Installation errors. After installation, the solution summary window shows the status of each created entity. If something goes wrong, hover over the status icon to see the details. There are two types of issues:

  • Error: The entity failed to create entirely. For example, an entity group could not be created because one with the same name already exists.
  • Warning: The entity was created but is not fully connected. For example, a device was created but could not be added to its entity group.

Most issues follow a cascade pattern: if a parent entity fails, dependent entities will also be affected. For example, if an entity group cannot be created, the devices that belong to that group will report a warning. Similarly, if a device or asset profile is not created, calculated fields and alarm rules configured on that profile will fail too.

The most common cause is a name conflict: an entity with the same name already exists in your tenant. To resolve it, delete or rename the existing entity, or go back and ask the AI Assistant to use a different name.

Subscription entity limit reached. Your subscription plan limits the number of entities you can create. For example, if your free plan supports five devices and you already have two, creating five more via AI Solution Creator will fail for the entities that exceed the limit. Free up space by removing unused entities, or upgrade your subscription.

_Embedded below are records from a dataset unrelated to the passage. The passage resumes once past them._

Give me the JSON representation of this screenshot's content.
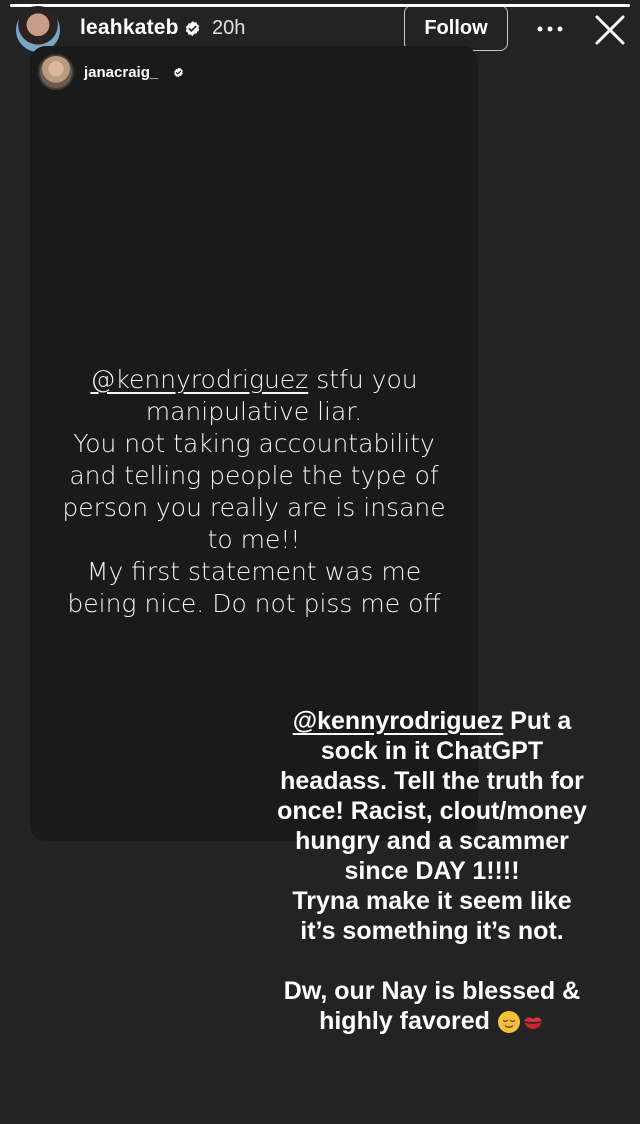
{
  "story": {
    "progress": 1.0
  },
  "header": {
    "username": "leahkateb",
    "time_ago": "20h",
    "follow_label": "Follow",
    "avatar_icon": "avatar",
    "verified_icon": "verified-badge-icon",
    "more_icon": "more-options-icon",
    "close_icon": "close-icon"
  },
  "reshared": {
    "username": "janacraig_",
    "quote": {
      "mention": "@kennyrodriguez",
      "lines": [
        " stfu you",
        "manipulative liar.",
        "You not taking accountability",
        "and telling people the type of",
        "person you really are is insane",
        "to me!!",
        "My first statement was me",
        "being nice. Do not piss me off"
      ]
    }
  },
  "reply": {
    "mention": "@kennyrodriguez",
    "lines": [
      " Put a",
      "sock in it ChatGPT",
      "headass. Tell the truth for",
      "once! Racist, clout/money",
      "hungry and a scammer",
      "since DAY 1!!!!",
      "Tryna make it seem like",
      "it’s something it’s not.",
      "",
      "Dw, our Nay is blessed &",
      "highly favored "
    ],
    "emojis": [
      "relieved-face-emoji",
      "kiss-mark-emoji"
    ]
  }
}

Out of AI credits. This error appears when you try to send a request to the AI Assistant, not in the solution summary. To resolve it, click Update next to the AI credits bar chart on the AI Solution Creator page.

Next steps

Once your solution is ready, there’s plenty more to explore:

  • Connect real devices: Your solution runs on simulated data by default. Follow the connectivity guide to connect your physical devices using MQTT, HTTP, CoAP, or other supported protocols.
  • Enhance with AI Assistants: Use the built-in AI Assistants for calculated fields and alarm rules to refine your solution. Describe what you need in natural language and let the assistant configure it for you.
  • Explore dashboards: Customize your dashboards by adding widgets, adjusting layouts, or creating new views.